According to FactSet

  • Companies issuing positive EPS guidance are 56/112 or 50% - well above the 5-year average of 43 and well above the 10- year average of 39.
  • The highest number of S&P 500 companies issuing positive EPS guidance for a quarter since Q2 2021 (66) and highest percentage of S&P 500 companies issuing positive EPS guidance since Q3 2021 (57%).
  • This is the highest since 2006. The previous record was 29, which occurred in the previous quarter (Q2 2025), so sequentially strong as well.
  • Second-largest increase in its bottom-up EPS estimate (+3.6%) for Q3 2025 during the quarter.
  • The Information Technology sector has the highest estimated earnings growth rate of all ten sectors for Q3 2025 at 20.9%.
  • The Information Technology sector has the highest number of companies issuing positive EPS guidance of all 11 sectors at 36, which is 75% above the 5-year average of 21.4 and almost 100% above the 10-year average of 19.5 for the sector.

Wedbush released a note this morning expressing confidence in the M-7, claiming that their channel checks indicate strong demand for enterprise AI solutions from Microsoft Azure, Google Cloud and Amazon Web Services.

The Bad

Most of the strong earnings should already be priced in.

The S&P 500 trades at 22.5, 12.5% above its 5 year average of 20, and 25% above its 10-year average of 18. Importantly, the 10-year treasury is now around 4.1%, which is high for a multiple of this size.

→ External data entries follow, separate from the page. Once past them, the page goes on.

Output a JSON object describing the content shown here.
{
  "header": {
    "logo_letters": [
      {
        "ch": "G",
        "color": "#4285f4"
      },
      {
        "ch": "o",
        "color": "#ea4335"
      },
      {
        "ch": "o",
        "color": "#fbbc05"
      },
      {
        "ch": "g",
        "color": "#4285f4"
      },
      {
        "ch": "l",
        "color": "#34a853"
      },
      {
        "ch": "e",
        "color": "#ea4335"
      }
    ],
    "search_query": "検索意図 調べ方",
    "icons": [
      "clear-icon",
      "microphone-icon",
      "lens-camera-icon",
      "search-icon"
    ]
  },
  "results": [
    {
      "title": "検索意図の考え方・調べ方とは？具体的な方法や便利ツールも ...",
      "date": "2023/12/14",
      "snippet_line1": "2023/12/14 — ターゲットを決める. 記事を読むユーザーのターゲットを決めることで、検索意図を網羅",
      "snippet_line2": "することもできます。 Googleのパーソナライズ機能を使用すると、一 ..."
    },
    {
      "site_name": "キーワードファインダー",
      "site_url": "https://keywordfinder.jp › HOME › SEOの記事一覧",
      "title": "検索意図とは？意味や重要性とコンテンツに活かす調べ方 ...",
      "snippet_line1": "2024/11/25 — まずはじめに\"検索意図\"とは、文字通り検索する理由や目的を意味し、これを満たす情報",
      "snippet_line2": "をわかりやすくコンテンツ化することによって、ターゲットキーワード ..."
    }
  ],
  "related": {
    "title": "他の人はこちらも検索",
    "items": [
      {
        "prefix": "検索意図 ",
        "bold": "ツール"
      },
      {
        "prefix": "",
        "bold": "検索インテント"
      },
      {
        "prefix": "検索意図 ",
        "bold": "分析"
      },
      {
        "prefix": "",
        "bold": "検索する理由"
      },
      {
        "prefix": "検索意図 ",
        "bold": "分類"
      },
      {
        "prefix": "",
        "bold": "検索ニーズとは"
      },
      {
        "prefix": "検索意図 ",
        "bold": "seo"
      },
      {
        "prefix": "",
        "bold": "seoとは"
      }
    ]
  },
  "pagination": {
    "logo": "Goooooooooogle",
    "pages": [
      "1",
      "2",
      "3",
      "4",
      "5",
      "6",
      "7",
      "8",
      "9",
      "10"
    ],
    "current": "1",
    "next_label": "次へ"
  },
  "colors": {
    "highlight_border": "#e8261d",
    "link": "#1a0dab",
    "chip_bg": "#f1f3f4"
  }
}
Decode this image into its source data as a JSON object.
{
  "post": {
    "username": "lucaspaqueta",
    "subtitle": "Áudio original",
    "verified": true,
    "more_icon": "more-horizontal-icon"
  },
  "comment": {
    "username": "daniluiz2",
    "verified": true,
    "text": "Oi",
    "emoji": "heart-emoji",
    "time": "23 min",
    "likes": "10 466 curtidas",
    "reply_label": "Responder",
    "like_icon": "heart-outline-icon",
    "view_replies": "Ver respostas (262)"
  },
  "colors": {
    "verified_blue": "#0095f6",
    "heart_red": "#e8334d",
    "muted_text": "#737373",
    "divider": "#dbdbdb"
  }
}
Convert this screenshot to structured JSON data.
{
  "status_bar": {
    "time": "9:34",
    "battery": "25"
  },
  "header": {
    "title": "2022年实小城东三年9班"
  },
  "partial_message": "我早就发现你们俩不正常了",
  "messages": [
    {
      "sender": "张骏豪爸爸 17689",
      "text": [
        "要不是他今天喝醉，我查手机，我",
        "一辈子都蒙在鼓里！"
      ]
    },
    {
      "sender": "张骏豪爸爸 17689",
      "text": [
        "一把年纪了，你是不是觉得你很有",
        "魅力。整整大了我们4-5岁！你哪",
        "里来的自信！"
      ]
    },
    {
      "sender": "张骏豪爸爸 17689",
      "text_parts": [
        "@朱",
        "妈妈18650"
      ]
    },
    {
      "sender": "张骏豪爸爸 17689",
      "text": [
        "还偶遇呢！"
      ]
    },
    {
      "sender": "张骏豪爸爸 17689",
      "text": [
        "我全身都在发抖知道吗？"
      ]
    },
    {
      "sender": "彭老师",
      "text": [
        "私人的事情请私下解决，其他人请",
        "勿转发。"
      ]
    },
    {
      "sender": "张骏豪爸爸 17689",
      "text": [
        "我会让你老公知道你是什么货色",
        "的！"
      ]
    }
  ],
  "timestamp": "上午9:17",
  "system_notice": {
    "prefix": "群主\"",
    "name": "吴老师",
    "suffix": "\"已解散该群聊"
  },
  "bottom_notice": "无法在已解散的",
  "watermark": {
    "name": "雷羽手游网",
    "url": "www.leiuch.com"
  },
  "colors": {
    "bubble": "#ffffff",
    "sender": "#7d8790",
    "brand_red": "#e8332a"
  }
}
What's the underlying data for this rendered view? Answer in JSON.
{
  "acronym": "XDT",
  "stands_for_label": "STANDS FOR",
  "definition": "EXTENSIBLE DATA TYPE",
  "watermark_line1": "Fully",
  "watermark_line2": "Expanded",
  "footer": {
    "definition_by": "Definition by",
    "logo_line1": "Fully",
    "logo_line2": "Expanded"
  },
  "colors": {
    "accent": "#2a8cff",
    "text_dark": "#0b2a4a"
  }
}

High Bullish Sentiment: Excitement over the artificial intelligence trade is stoking investor bullishness on US stocks while also

raising the risks of a rapid selloff, according to Goldman Sachs Group Inc.’s trading desk. Bullish sentiment among the firm’s clients

stands at the highest since December 2024, with 40% of those surveyed expecting the S&P 500 Index to outperform other major

global indexes in October. “Not so distant talks about high valuations and ‘bubble’ territory are forgotten as investors are ready to pile

back into stocks,” Oscar Ostlund, global head of content strategy, market analytics and data science for Goldman’s digital platform

Marquee, wrote in a report. FOMO, or the fear of missing out, “is starting to creep as the cost of being on the sidelines might be

tipping the scales right now,” he added.

The Ugly

The markets are always leading indicators or forward looking, and the best and perhaps the most extreme

example I can give you is Nuclear power generating, mini reactor OKLO which is already priced at $20 Bn with the first real earnings

expectation of $1Bn in 2031.

OpenAI's exposure to deals is already in several hundreds of Billions with annual revenue run rate of  just $13Bn, the exposure to either funding delays or cancellations of projects will be terrible for the markets, especially since OpenAI is forecast to be cash flow negative for the foreseeable future - they're basically spending other people's money.

As is Mira Murati (Ex OpenAI CTO), whose recent $2Bn funding round had this quote from an investor "It was the most absurd pitch meeting, So we’re

doing an AI company with the best AI people, but we can’t answer any questions.’